Illinois voters will have the chance to more permanently ban right-to-work laws when they go to the polls next year.
“Voters in Illinois know what most working people across the country know, that right-to-work laws are wrong. They’re bad for workers and bad for the economy,” said International President Lonnie R. Stephenson, who began his career and remains a member of Rock Island, Ill., Local 145. “This is a chance to enshrine the true rights of working people into the state constitution and say once and for all that every employee deserves a voice on the job and the right to bargain collectively.”
The Workers’ Rights Amendment would establish a new section in the Illinois Bill of Rights that would limit the power of the General Assembly, state, or any local government to pass a law that restricts or prohibits collective bargaining over wages, hours and terms and conditions of employment, including private sector workers’ rights to contract for union security agreements.
The amendment passed both the state House and Senate with bipartisan support in May.
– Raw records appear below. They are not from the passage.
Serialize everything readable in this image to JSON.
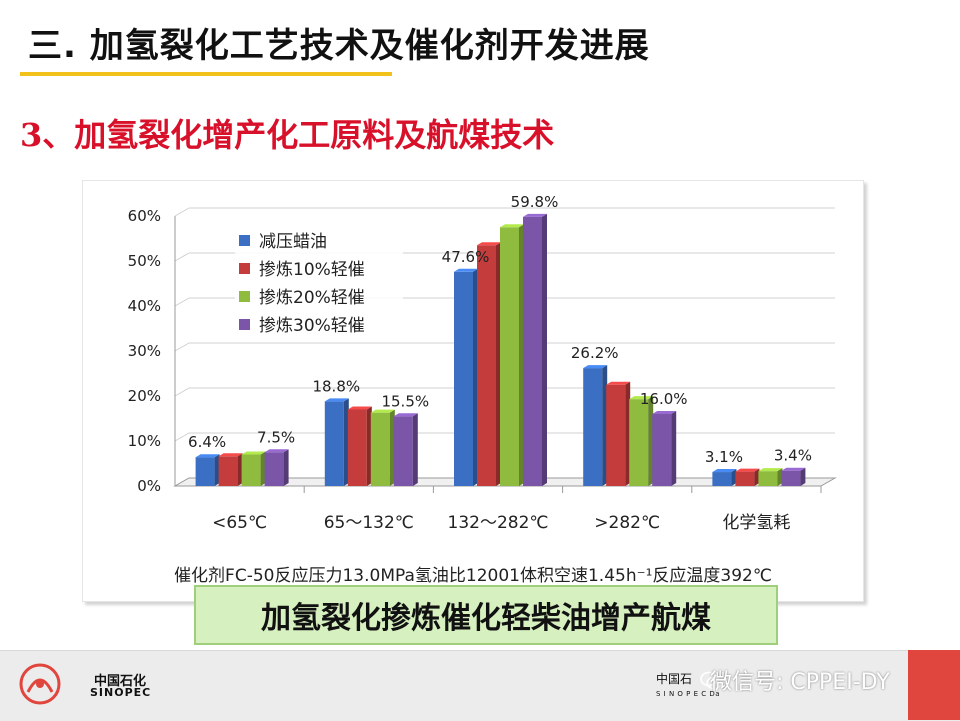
{
  "slide": {
    "title": "三. 加氢裂化工艺技术及催化剂开发进展",
    "section_heading": "3、加氢裂化增产化工原料及航煤技术",
    "caption_box": "加氢裂化掺炼催化轻柴油增产航煤"
  },
  "footer": {
    "logo_cn": "中国石化",
    "logo_en": "SINOPEC",
    "institute_cn": "中国石",
    "institute_en": "S I N O P E C  Da",
    "watermark": "微信号: CPPEI-DY"
  },
  "colors": {
    "series": [
      "#3a6fc4",
      "#c43c3c",
      "#8fbc3e",
      "#7a55a8"
    ],
    "title_rule": "#f2c21a",
    "heading": "#d8102a",
    "caption_bg": "#d6f0c0",
    "footer_accent": "#e0463d"
  },
  "chart_data": {
    "type": "bar",
    "style": "3d clustered",
    "categories": [
      "<65℃",
      "65～132℃",
      "132～282℃",
      ">282℃",
      "化学氢耗"
    ],
    "series": [
      {
        "name": "减压蜡油",
        "values": [
          6.4,
          18.8,
          47.6,
          26.2,
          3.1
        ]
      },
      {
        "name": "掺炼10%轻催",
        "values": [
          6.6,
          17.0,
          53.5,
          22.5,
          3.2
        ]
      },
      {
        "name": "掺炼20%轻催",
        "values": [
          7.0,
          16.3,
          57.5,
          19.3,
          3.3
        ]
      },
      {
        "name": "掺炼30%轻催",
        "values": [
          7.5,
          15.5,
          59.8,
          16.0,
          3.4
        ]
      }
    ],
    "data_labels": [
      {
        "category": 0,
        "series": 0,
        "text": "6.4%"
      },
      {
        "category": 0,
        "series": 3,
        "text": "7.5%"
      },
      {
        "category": 1,
        "series": 0,
        "text": "18.8%"
      },
      {
        "category": 1,
        "series": 3,
        "text": "15.5%"
      },
      {
        "category": 2,
        "series": 0,
        "text": "47.6%"
      },
      {
        "category": 2,
        "series": 3,
        "text": "59.8%"
      },
      {
        "category": 3,
        "series": 0,
        "text": "26.2%"
      },
      {
        "category": 3,
        "series": 3,
        "text": "16.0%"
      },
      {
        "category": 4,
        "series": 0,
        "text": "3.1%"
      },
      {
        "category": 4,
        "series": 3,
        "text": "3.4%"
      }
    ],
    "y_ticks": [
      "0%",
      "10%",
      "20%",
      "30%",
      "40%",
      "50%",
      "60%"
    ],
    "ylim": [
      0,
      60
    ],
    "grid": true,
    "legend_position": "top-left",
    "xlabel": "催化剂FC-50反应压力13.0MPa氢油比12001体积空速1.45h⁻¹反应温度392℃"
  }
}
Since this type of legislation doesn’t require a governor’s signature, the next step is for the issue to go before voters via ballot, which will happen in November 2022. It will need approval from three-fifths of all those voting on the question, or a simple majority of all ballots cast in the election, to be ratified, reported Capitol News Illinois.
Despite mountains of evidence demonstrating their many shortcomings, right-to-work laws have proliferated across the U.S. The laws, largely championed by anti-union businesses and their allies, allow employees to access the benefits of a collective bargaining agreement without having to pay any fees for them. Consequently, union budgets are starved, weakening their bargaining power.
Currently, 27 states have these nefariously named laws on the books, including neighboring states Indiana, Michigan and Wisconsin. According to a new study from the Illinois Economic Policy Institute and the Project for Middle Class Renewal at the University of Illinois at Urbana-Champaign, Illinois fares significantly better for having avoided this pitfall.
Among the findings, when compared to right-to-work states, Illinois workers’ have a 6% higher annual income, are 5% more likely to have health insurance coverage, are 3% more likely to own their homes and are 4% more likely to have a bachelor’s degree or higher. Worker poverty is also lower. Illinoisans also have 32% fewer on-the-job fatalities.
“The data shows that the states that are most effective at building middle-class jobs and delivering economic growth are those that support workers’ rights and collective bargaining,” wrote study authors Frank Manzo and Robert Bruno. “This suggests that passing the proposed Workers’ Rights Amendment would promote good jobs, safe workplaces, and a strong economy for the people of Illinois.”
An earlier study from ILEPI found that there are 31% fewer registered apprentices in right-to-work states and that economic productivity is 17% lower per worker.
“Over the past year, we’ve come to rely on many of our hourly workers as essential frontline heroes who have more than earned the right to bargain for fair wages and safe working conditions,” wrote Marc Poulos, executive director and counsel of the Indiana, Illinois and Iowa Foundation for Fair Contracting, a labor-management organization, in an op-ed for the Chicago Sun Times. “So-called right-to-work laws are designed to chip away at this principle. And the data shows that they not only have shortchanged workers, but they have proven to be fundamentally bad economic policy.”
Earlier this year, both New Hampshire and Montana legislators voted against right-to-work in their respective states. And the Missouri General Assembly is once again considering its own right-to-work law, despite Show Me State voters overwhelmingly rejecting such a measure in 2018.
At the federal level, the Protecting the Right to Organize Act would do away with right-to-work laws altogether, among numerous other worker protections. The PRO Act passed the House earlier this year, and has the support of President Joe Biden, but has stalled in the Senate.